The Robinson opinion discusses a number of prior decisions, all but one (sadly, from our old home district of C.D. Cal.) of which are favorable, and a couple of which we have already blogged about here and here.

The plaintiffs were wrong on the facts because the “infant” and “children” medications were not precisely the same. True, the active ingredient and concentration per milliliter were the same. That was not always the case. Earlier, the infant formula was more concentrated.

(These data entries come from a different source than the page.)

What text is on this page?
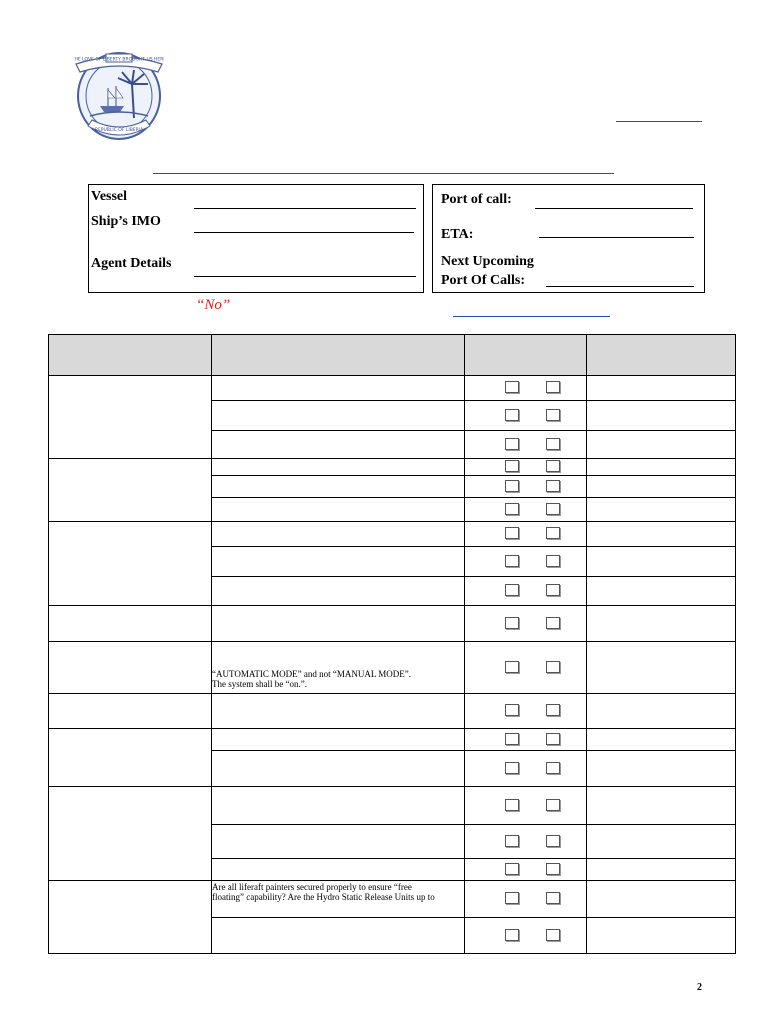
THE LOVE OF LIBERTY BROUGHT US HERE
REPUBLIC OF LIBERIA
Vessel
Ship’s IMO
Agent Details
Port of call:
ETA:
Next Upcoming
Port Of Calls:
“No”

	“AUTOMATIC MODE” and not “MANUAL MODE”.
The system shall be “on.”.		

	Are all liferaft painters secured properly to ensure “free
floating” capability? Are the Hydro Static Release Units up to		

2
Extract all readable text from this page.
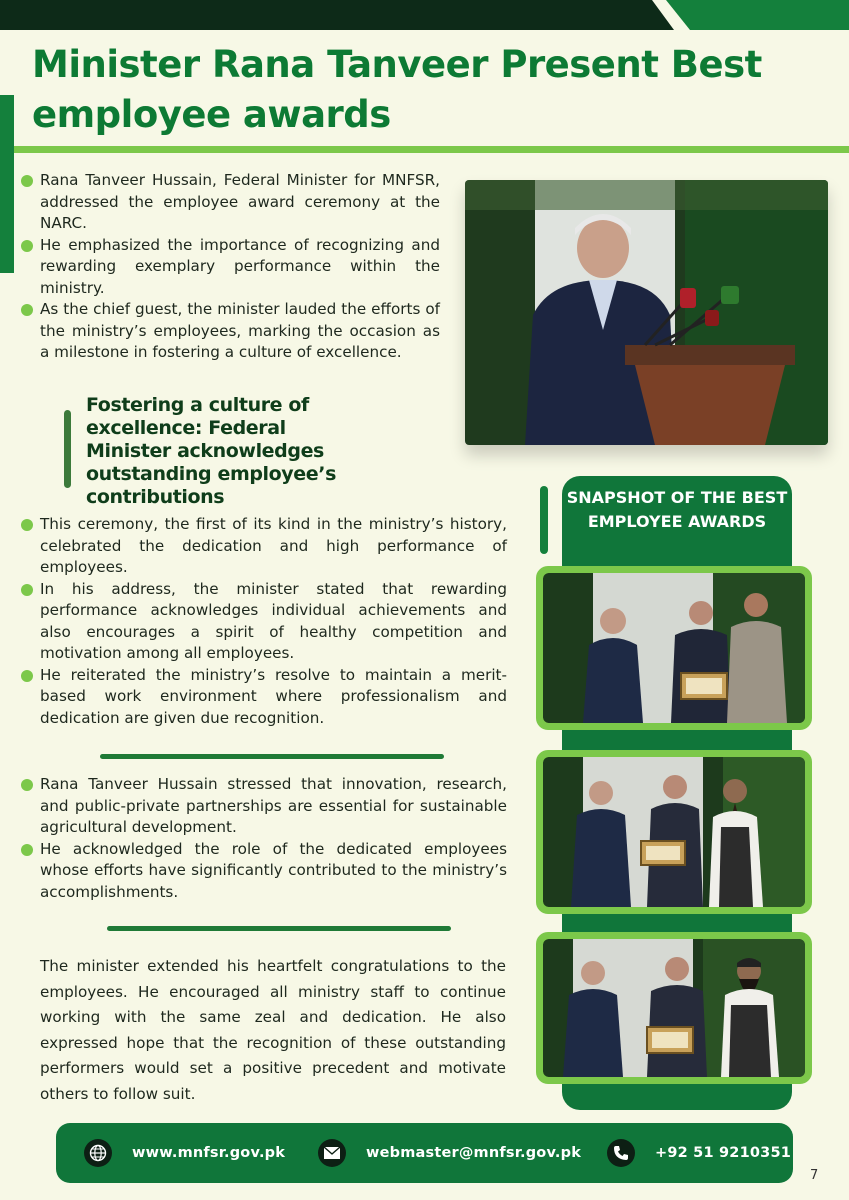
Minister Rana Tanveer Present Best employee awards
Rana Tanveer Hussain, Federal Minister for MNFSR, addressed the employee award ceremony at the NARC.
He emphasized the importance of recognizing and rewarding exemplary performance within the ministry.
As the chief guest, the minister lauded the efforts of the ministry’s employees, marking the occasion as a milestone in fostering a culture of excellence.
Fostering a culture of excellence: Federal Minister acknowledges outstanding employee’s contributions
This ceremony, the first of its kind in the ministry’s history, celebrated the dedication and high performance of employees.
In his address, the minister stated that rewarding performance acknowledges individual achievements and also encourages a spirit of healthy competition and motivation among all employees.
He reiterated the ministry’s resolve to maintain a merit-based work environment where professionalism and dedication are given due recognition.
Rana Tanveer Hussain stressed that innovation, research, and public-private partnerships are essential for sustainable agricultural development.
He acknowledged the role of the dedicated employees whose efforts have significantly contributed to the ministry’s accomplishments.

The minister extended his heartfelt congratulations to the employees. He encouraged all ministry staff to continue working with the same zeal and dedication. He also expressed hope that the recognition of these outstanding performers would set a positive precedent and motivate others to follow suit.

SNAPSHOT OF THE BEST EMPLOYEE AWARDS
www.mnfsr.gov.pk	webmaster@mnfsr.gov.pk	+92 51 9210351
7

But in 2011, the FDA issued a Safety Communication noting that, due to dosing errors that occurred with the more concentrated infants’ formulation, some manufacturers decided to change their liquid acetaminophen products marketed to infants to the same concentration for childrens’ products.

By the way, the fact of equal concentrations was not hidden. It was right there on the labels. This case involved store brand medications, so the purchasers were presumably people who read labels and made sure that the product was the same as the national brands. (At this point we must confess that our word choice is sloppy. We learned from clients manufacturing store brands that they must be careful not to say the products were the same; packages say things such as “Compare to the [national brand].” But you and the consumer get the point. The active ingredient and concentration are the same. Why not save some money? When our heirs were toddlers – whether infants or children – we often brought home store brand meds to treat their sniffles. The Drug and Device Law Spouse was invariably displeased. Our argument about same-ingredient, etc. fell on deaf ears. How could we be so cheap when it came to the health of our kids? Slack-jawed, we had no response. The truth is that we’re cheap about everything. We’d sheepishly grab the car keys and head back to the store.).

The point is that there was nothing deceptive about the infants’ and childrens’ product packaging. And even though the meds were the same, the infants product came with a syringe for more accurate dosing. The children’s product came with a dosing cup. The 2011 Safety Communication contained a Q&A stating that the dosing devices must not be interchanged. You might quibble with whether the syringe justifies a higher price, but there was no deception.